I’ve been asked several times what the title means, Write When You Get Work. It’s a directive: to call if you get a job, to let us know if you make some money. It’s a farewell that comes with a challenge.
If you say it to someone as they walk away, it’s got promise of accomplishment but likelihood of failure in its delivery. It’s a poke in the ribs.
It was how my dad always said goodbye when I was a kid. Whether I was headed to college or off to the park, my dad would give a wave and say, “Write when you get work.”
For years I didn’t know what it meant but I could tell he thought it was funny. Especially when I was eight years old and just headed out with other kids. He never bothered to explain it but, as I got older, I figured it out.
And that gradual slide into understanding what is being said to you is like the pleasure of watching a movie -- not a proof or an essay but a story that brings problems and funny ideas and the threat of disappointment into your mind -- by way of performances and the controlling of light and rhythm.
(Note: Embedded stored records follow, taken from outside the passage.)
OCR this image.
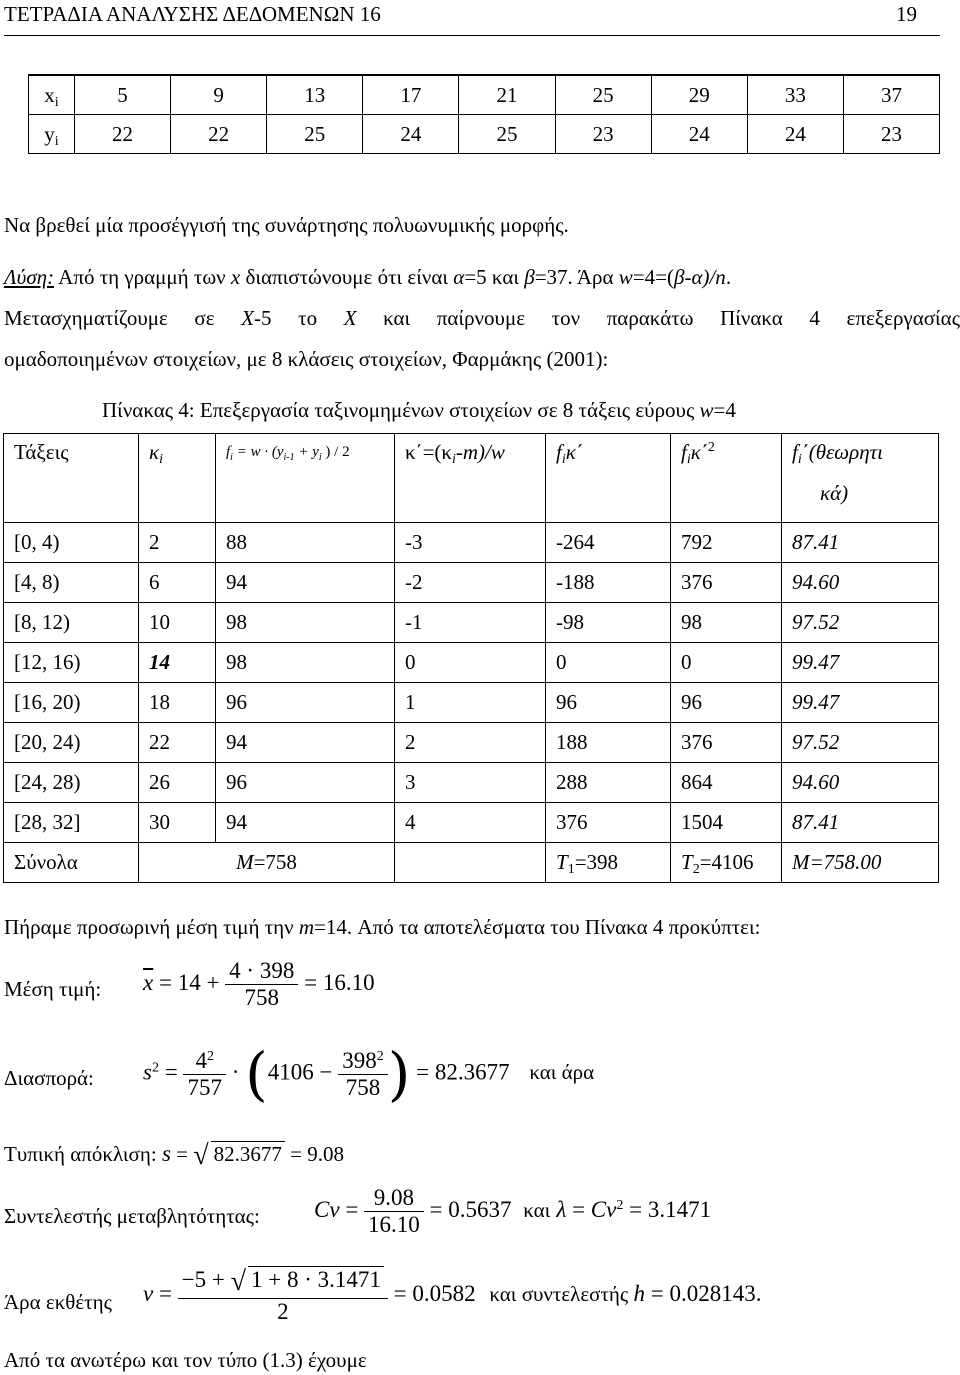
ΤΕΤΡΑΔΙΑ ΑΝΑΛΥΣΗΣ ΔΕΔΟΜΕΝΩΝ 16	19
$x_i$	5	9	13	17	21	25	29	33	37
$y_i$	22	22	25	24	25	23	24	24	23
Να βρεθεί μία προσέγγισή της συνάρτησης πολυωνυμικής μορφής.
Λύση: Από τη γραμμή των x διαπιστώνουμε ότι είναι α=5 και β=37. Άρα w=4=(β-α)/n.
Μετασχηματίζουμε σε X-5 το X και παίρνουμε τον παρακάτω Πίνακα 4 επεξεργασίας
ομαδοποιημένων στοιχείων, με 8 κλάσεις στοιχείων, Φαρμάκης (2001):
Πίνακας 4: Επεξεργασία ταξινομημένων στοιχείων σε 8 τάξεις εύρους w=4
Τάξεις	$\kappa_i$	$f_i = w \cdot (y_{i-1} + y_i$ ) / 2	$\kappa΄=(\kappa_i-m)/w$	$f_i\kappa΄$	$f_i\kappa΄^2$	$f_i΄(\theta\varepsilon\omega\rho\eta\tau\iota$
κά)
[0, 4)	2	88	-3	-264	792	87.41
[4, 8)	6	94	-2	-188	376	94.60
[8, 12)	10	98	-1	-98	98	97.52
[12, 16)	14	98	0	0	0	99.47
[16, 20)	18	96	1	96	96	99.47
[20, 24)	22	94	2	188	376	97.52
[24, 28)	26	96	3	288	864	94.60
[28, 32]	30	94	4	376	1504	87.41
Σύνολα	M=758			$T_1=398$	$T_2=4106$	M=758.00
Πήραμε προσωρινή μέση τιμή την m=14. Από τα αποτελέσματα του Πίνακα 4 προκύπτει:
Μέση τιμή: $\overline{x} = 14 + \frac{4 \cdot 398}{758} = 16.10$
Διασπορά: $s^2 = \frac{4^2}{757} \cdot (4106 - \frac{398^2}{758}$ ) = 82.3677 και άρα
Τυπική απόκλιση: s = √ 82.3677 = 9.08
Συντελεστής μεταβλητότητας: $Cv = \frac{9.08}{16.10} = 0.5637$ και $\lambda = Cv^2 = 3.1471$
Άρα εκθέτης $\nu = \frac{-5 + √ 1 + 8 \cdot 3.1471}{2} = 0.0582$ και συντελεστής h = 0.028143.
Από τα ανωτέρω και τον τύπο (1.3) έχουμε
When it works, it’s an authentic and heartfelt sleight of hand.
Write When You Get Work, the movie, is a love story and portrait of New York, a city where people live and walk in unexpected combinations, in their own heads but together.
The characters in the movie, Ruth and Jonny, and also Nan and Steven (Rachel Keller & Finn Wittrock, Emily Mortimer & James Ransone), have loved each other and lost each other. They crowd each other, taunt each other, and evolve toward each other in wavy lines. And their story ends with a simple camera move and a track aptly, for this movie, called Money Makes Me Crazy (BLUR).
We built a cast of perfect strangers, some of them with enormous experience and several making their feature debut, and we built a fictional universe to rhyme with the real one. We shot the movie on Super16mm film in 20 days on the Upper East Side and in the Bronx, under the Throgs Neck Bridge in a waterfront neighborhood called Locust Point. We got through production and post-production, and post post-production, with the kind of improvised navigation that drives the plot of the movie itself. And filming itself was nothing less than extraordinary thanks to the wit and brilliance of Robert Elswit, our Oscar-winning Director of Photography.
Robert and I threw scenes from Out of the Past onto the screen of his iPad not long before we started shooting and we were off to the races together. He and I had worked together before, in vastly different contexts, but always with efficiency and intuition. This movie gave us a chance to work together again for which I’m deeply grateful.
We jumped on the subway, we hailed real cabs, we laid track and stole shots on sidewalks out in front of delis. We made last-ditch pleas for perfect locations. We pulled rabbits out of hats.